The developer, Jeffrey Bigham, hopes it lets blind people check a flight time on a public computer at the airport, plan a bus route at the library or type up a quick e-mail at an Internet cafe.

To get WebAnywhere running, a blind person has to manage to get online, which can be complicated on a computer not already set up to give verbal feedback. But Bigham's research found that web-savvy blind people often know plenty of keyboard tricks and when to ask for help.

Once online, a blind web surfer can use the WebAnywhere browser, which can link to and then read out loud any page - as long as the computer has speakers or a headphone jack. The program can skip around the section titles, tab through charts or read the page from top to bottom.

WebAnywhere could benefit from some tweaking, but it's a big improvement over a total lack of public access, says Lindsay Yazzolino, a blind Brown University student who has a summer job at the University of Washington.

Yazzolino, 19, would like to see a better search function and fewer keystrokes required for navigation around web pages, but she loves the fact that the program is free.

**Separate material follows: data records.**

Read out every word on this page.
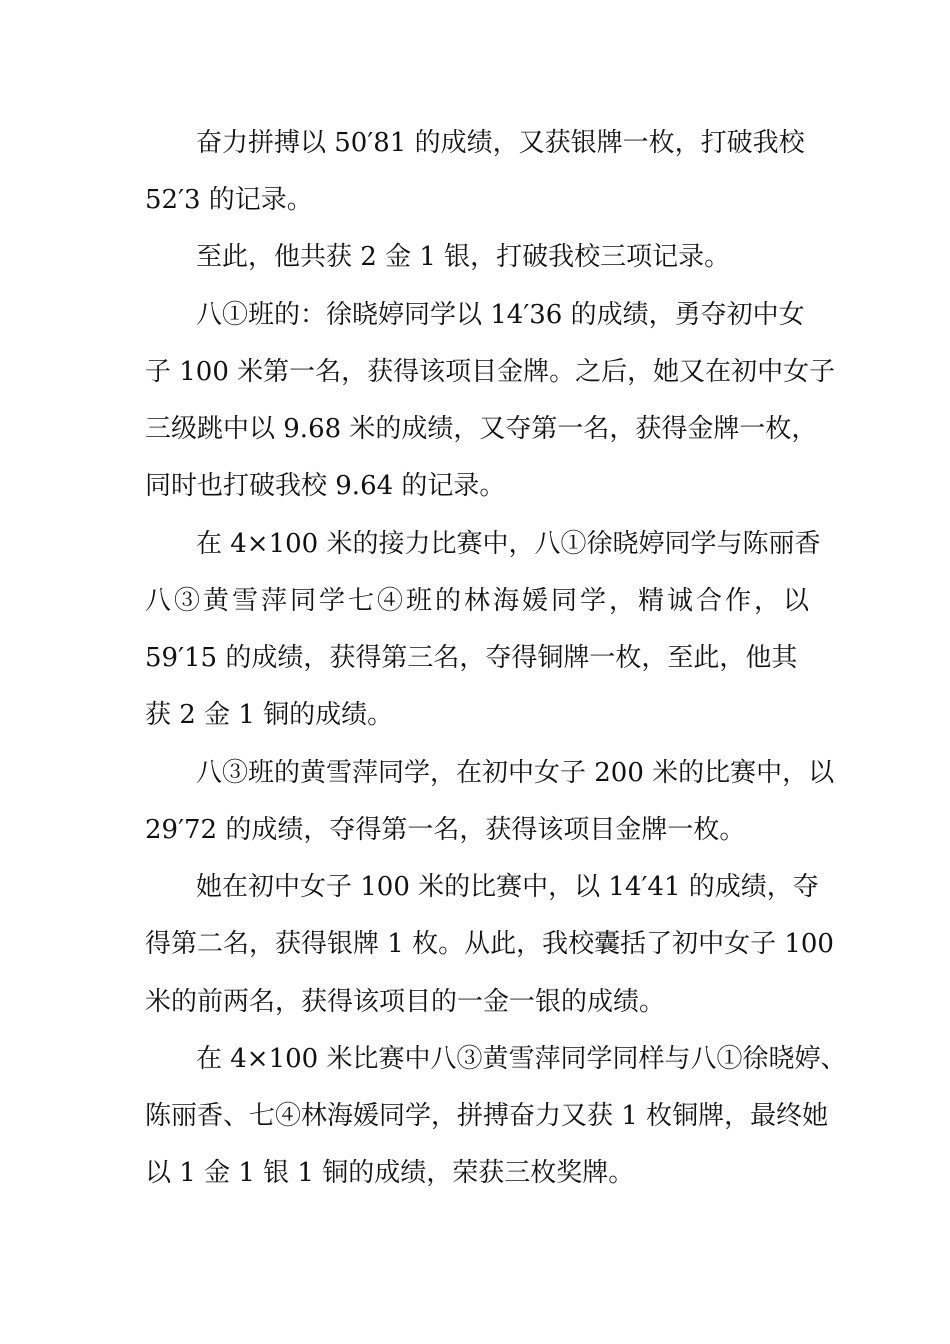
奋力拼搏以 50′81 的成绩，又获银牌一枚，打破我校
52′3 的记录。
至此，他共获 2 金 1 银，打破我校三项记录。
八①班的：徐晓婷同学以 14′36 的成绩，勇夺初中女
子 100 米第一名，获得该项目金牌。之后，她又在初中女子
三级跳中以 9.68 米的成绩，又夺第一名，获得金牌一枚，
同时也打破我校 9.64 的记录。
在 4×100 米的接力比赛中，八①徐晓婷同学与陈丽香
八③黄雪萍同学七④班的林海媛同学，精诚合作，以
59′15 的成绩，获得第三名，夺得铜牌一枚，至此，他其
获 2 金 1 铜的成绩。
八③班的黄雪萍同学，在初中女子 200 米的比赛中，以
29′72 的成绩，夺得第一名，获得该项目金牌一枚。
她在初中女子 100 米的比赛中，以 14′41 的成绩，夺
得第二名，获得银牌 1 枚。从此，我校囊括了初中女子 100
米的前两名，获得该项目的一金一银的成绩。
在 4×100 米比赛中八③黄雪萍同学同样与八①徐晓婷、
陈丽香、七④林海媛同学，拼搏奋力又获 1 枚铜牌，最终她
以 1 金 1 银 1 铜的成绩，荣获三枚奖牌。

Bigham says he hopes others will make improvements to his program, which is open-source to invite tinkering. He doesn't have a personal connection to the issue of computer accessibility - except through his fellow students who are blind - but recognizes the area as wide open for programmers.

His faculty adviser, professor Richard Ladner, hopes a commercial search engine will adopt WebAnywhere as a module. Ladner's next dream is for web developers to keep blind people in mind when they design their pages - a change that could make information easier for everyone to find.